When we are feeling more ambitious, homemade can't be beat. We've experimented with a variety of recipes that have produced mixed results. The biggest foe to our gnocchi efforts often seems to be too much moisture. If the balance isn't correct, the little pillows risk breaking apart in the boiling water or producing gummy forkfuls.
How is a cook to avoid this? We've found that recipes that call for baking, not boiling, the potatoes work best. The other secret to light and silky gnocchi is a potato ricer. You can get away without one by mashing the potatoes well, but to ensure a smooth dough, a ricer can't be beat. Elise of Simply Recipes posted a great (baked) potato gnocchi recipe last year that I would recommend trying first (though, be warned, it makes a lot).

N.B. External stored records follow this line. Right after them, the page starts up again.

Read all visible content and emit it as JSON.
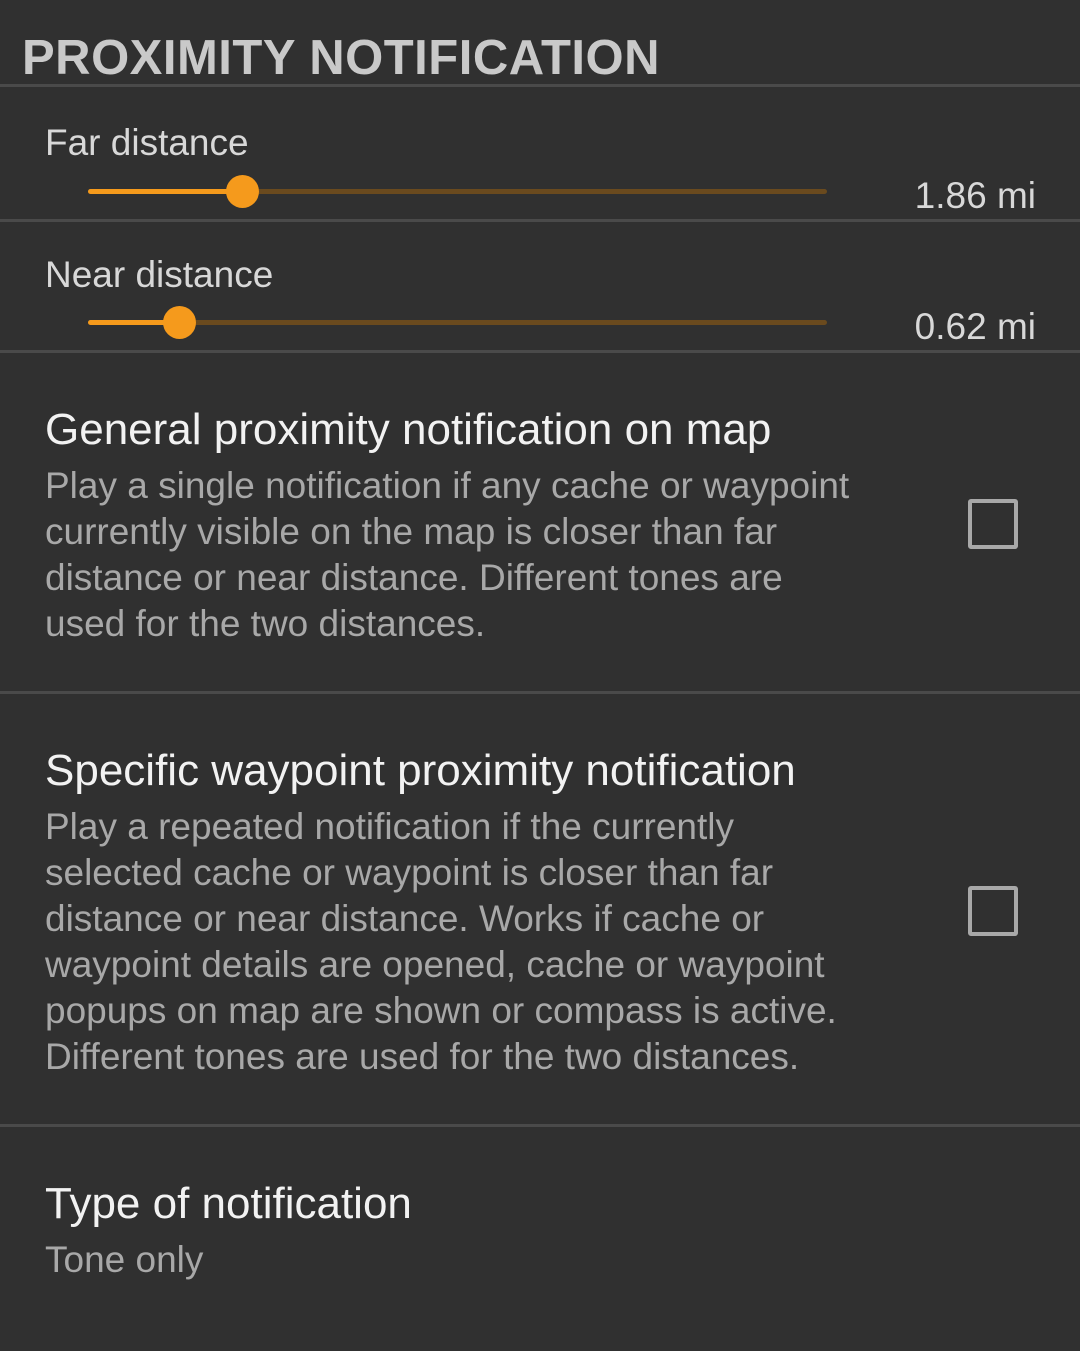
{
  "section": {
    "title": "PROXIMITY NOTIFICATION"
  },
  "far_distance": {
    "title": "Far distance",
    "value_text": "1.86 mi",
    "slider_fraction": 0.208
  },
  "near_distance": {
    "title": "Near distance",
    "value_text": "0.62 mi",
    "slider_fraction": 0.123
  },
  "general_notification": {
    "title": "General proximity notification on map",
    "summary_lines": [
      "Play a single notification if any cache or waypoint",
      "currently visible on the map is closer than far",
      "distance or near distance. Different tones are",
      "used for the two distances."
    ],
    "checked": false
  },
  "specific_notification": {
    "title": "Specific waypoint proximity notification",
    "summary_lines": [
      "Play a repeated notification if the currently",
      "selected cache or waypoint is closer than far",
      "distance or near distance. Works if cache or",
      "waypoint details are opened, cache or waypoint",
      "popups on map are shown or compass is active.",
      "Different tones are used for the two distances."
    ],
    "checked": false
  },
  "notification_type": {
    "title": "Type of notification",
    "value": "Tone only"
  },
  "colors": {
    "accent": "#f59a1c",
    "track_inactive": "#6a4a1e",
    "background": "#303030",
    "divider": "#4a4a4a"
  }
}
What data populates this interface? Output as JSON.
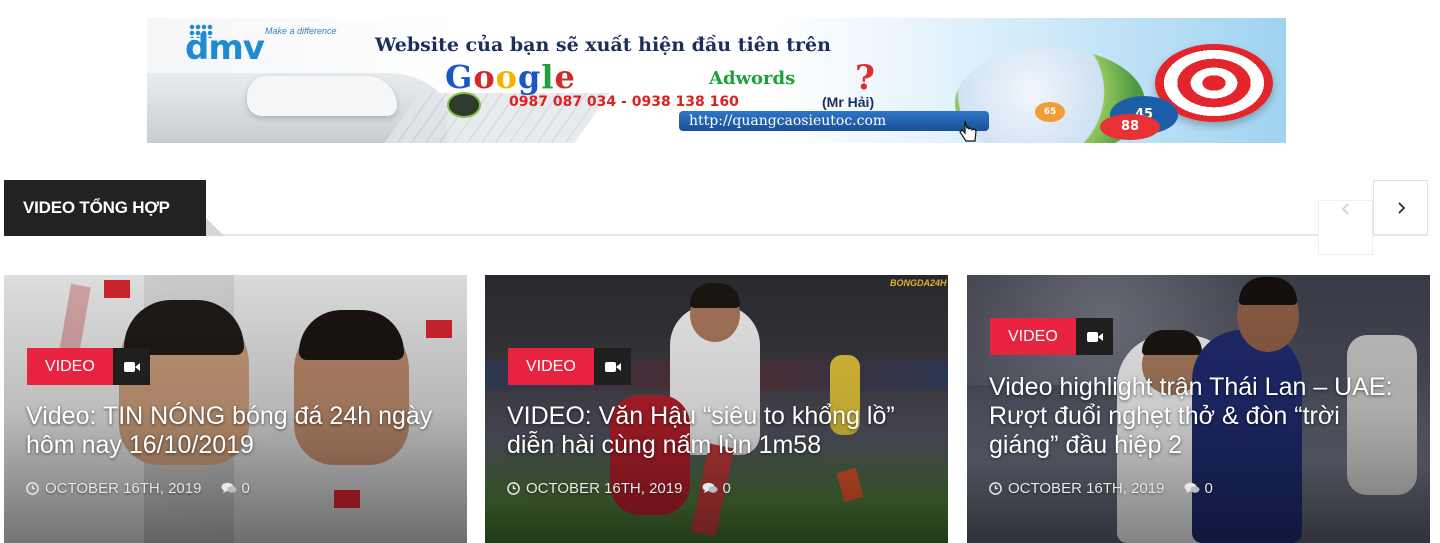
{
  "banner": {
    "brand": "dmv",
    "tagline": "Make a difference",
    "headline": "Website của bạn sẽ xuất hiện đầu tiên trên",
    "google_letters": [
      "G",
      "o",
      "o",
      "g",
      "l",
      "e"
    ],
    "adwords": "Adwords",
    "question": "?",
    "phone": "0987 087 034 - 0938 138 160",
    "contact_name": "(Mr Hải)",
    "url": "http://quangcaosieutoc.com",
    "stat_small": "65",
    "stat_a": "45",
    "stat_b": "88"
  },
  "section": {
    "title": "VIDEO TỔNG HỢP"
  },
  "cards": [
    {
      "category": "VIDEO",
      "title": "Video: TIN NÓNG bóng đá 24h ngày hôm nay 16/10/2019",
      "date": "OCTOBER 16TH, 2019",
      "comments": "0"
    },
    {
      "category": "VIDEO",
      "title": "VIDEO: Văn Hậu “siêu to khổng lồ” diễn hài cùng nấm lùn 1m58",
      "date": "OCTOBER 16TH, 2019",
      "comments": "0",
      "watermark": "BONGDA24H"
    },
    {
      "category": "VIDEO",
      "title": "Video highlight trận Thái Lan – UAE: Rượt đuổi nghẹt thở & đòn “trời giáng” đầu hiệp 2",
      "date": "OCTOBER 16TH, 2019",
      "comments": "0"
    }
  ],
  "colors": {
    "accent": "#e8233f",
    "header_bg": "#222222"
  },
  "icons": {
    "prev": "chevron-left-icon",
    "next": "chevron-right-icon",
    "category": "video-camera-icon",
    "date": "clock-icon",
    "comments": "comments-icon"
  }
}
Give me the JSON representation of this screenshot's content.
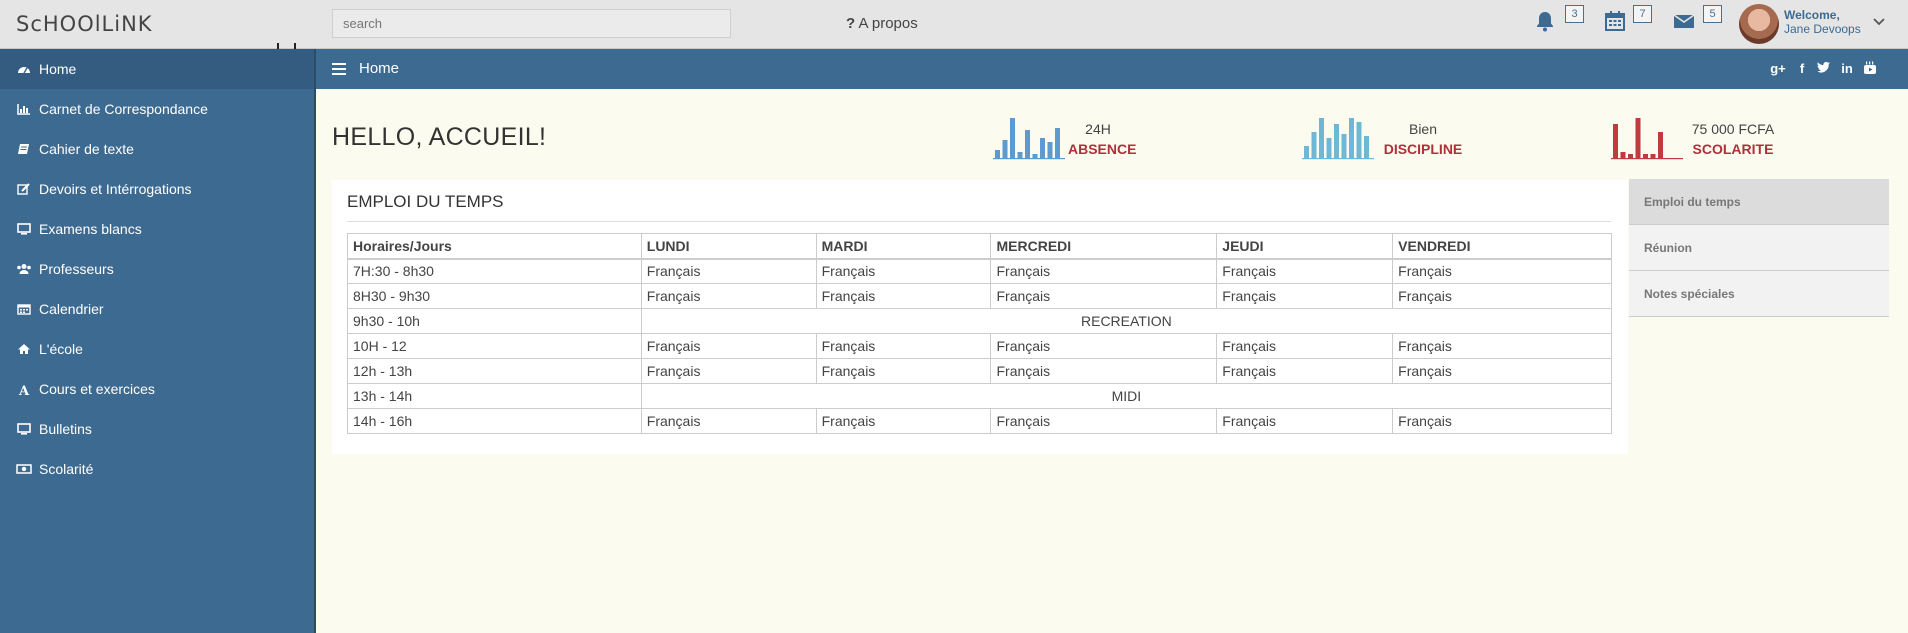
{
  "brand": "ScHOOlLiNK",
  "search": {
    "placeholder": "search",
    "value": ""
  },
  "apropos": {
    "mark": "?",
    "label": "A propos"
  },
  "notifications": [
    {
      "icon": "bell-icon",
      "count": "3"
    },
    {
      "icon": "calendar-icon",
      "count": "7"
    },
    {
      "icon": "envelope-icon",
      "count": "5"
    }
  ],
  "user": {
    "welcome": "Welcome,",
    "name": "Jane Devoops"
  },
  "sidebar": {
    "items": [
      {
        "label": "Home",
        "icon": "dashboard-icon"
      },
      {
        "label": "Carnet de Correspondance",
        "icon": "bar-chart-icon"
      },
      {
        "label": "Cahier de texte",
        "icon": "book-icon"
      },
      {
        "label": "Devoirs et Intérrogations",
        "icon": "edit-icon"
      },
      {
        "label": "Examens blancs",
        "icon": "desktop-icon"
      },
      {
        "label": "Professeurs",
        "icon": "users-icon"
      },
      {
        "label": "Calendrier",
        "icon": "calendar-icon"
      },
      {
        "label": "L'école",
        "icon": "home-icon"
      },
      {
        "label": "Cours et exercices",
        "icon": "font-icon"
      },
      {
        "label": "Bulletins",
        "icon": "desktop-icon"
      },
      {
        "label": "Scolarité",
        "icon": "money-icon"
      }
    ]
  },
  "pagebar": {
    "title": "Home",
    "social": [
      "google-plus-icon",
      "facebook-icon",
      "twitter-icon",
      "linkedin-icon",
      "youtube-icon"
    ]
  },
  "hello": "HELLO, ACCUEIL!",
  "stats": [
    {
      "value": "24H",
      "label": "ABSENCE",
      "color": "#5b9bd1",
      "bars": [
        0.2,
        0.45,
        1.0,
        0.15,
        0.7,
        0.1,
        0.5,
        0.4,
        0.75
      ]
    },
    {
      "value": "Bien",
      "label": "DISCIPLINE",
      "color": "#6cb8d6",
      "bars": [
        0.3,
        0.65,
        1.0,
        0.5,
        0.85,
        0.6,
        1.0,
        0.9,
        0.55
      ]
    },
    {
      "value": "75 000 FCFA",
      "label": "SCOLARITE",
      "color": "#bf3b3e",
      "bars": [
        0.85,
        0.15,
        0.1,
        1.0,
        0.1,
        0.1,
        0.65
      ]
    }
  ],
  "timetable": {
    "title": "EMPLOI DU TEMPS",
    "headers": [
      "Horaires/Jours",
      "LUNDI",
      "MARDI",
      "MERCREDI",
      "JEUDI",
      "VENDREDI"
    ],
    "rows": [
      {
        "time": "7H:30 - 8h30",
        "cells": [
          "Français",
          "Français",
          "Français",
          "Français",
          "Français"
        ]
      },
      {
        "time": "8H30 - 9h30",
        "cells": [
          "Français",
          "Français",
          "Français",
          "Français",
          "Français"
        ]
      },
      {
        "time": "9h30 - 10h",
        "merged": "RECREATION"
      },
      {
        "time": "10H - 12",
        "cells": [
          "Français",
          "Français",
          "Français",
          "Français",
          "Français"
        ]
      },
      {
        "time": "12h - 13h",
        "cells": [
          "Français",
          "Français",
          "Français",
          "Français",
          "Français"
        ]
      },
      {
        "time": "13h - 14h",
        "merged": "MIDI"
      },
      {
        "time": "14h - 16h",
        "cells": [
          "Français",
          "Français",
          "Français",
          "Français",
          "Français"
        ]
      }
    ]
  },
  "right_tabs": [
    {
      "label": "Emploi du temps",
      "active": true
    },
    {
      "label": "Réunion",
      "active": false
    },
    {
      "label": "Notes spéciales",
      "active": false
    }
  ]
}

To complete the meal, buy a crusty baguette and make this simple, rich sauce:
Gorgonzola Cream Sauce
2 garlic cloves, minced
1 Tbl butter
1 C whipping cream (or 3/4 C milk and 1/4 C cream)
A few ounces Gorgonzola cheese (we use about 3 oz)
Melt the butter in a saucepan over medium heat. Add the garlic and saute 1 minute.
Add cream and cheese and bring to a gentle boil. Whip 2 minutes, or until cheese is melted and the sauce is slightly thickened.
Add salt and pepper to taste (careful, the cheese is a bit salty to begin with) and toss with the gnocchi.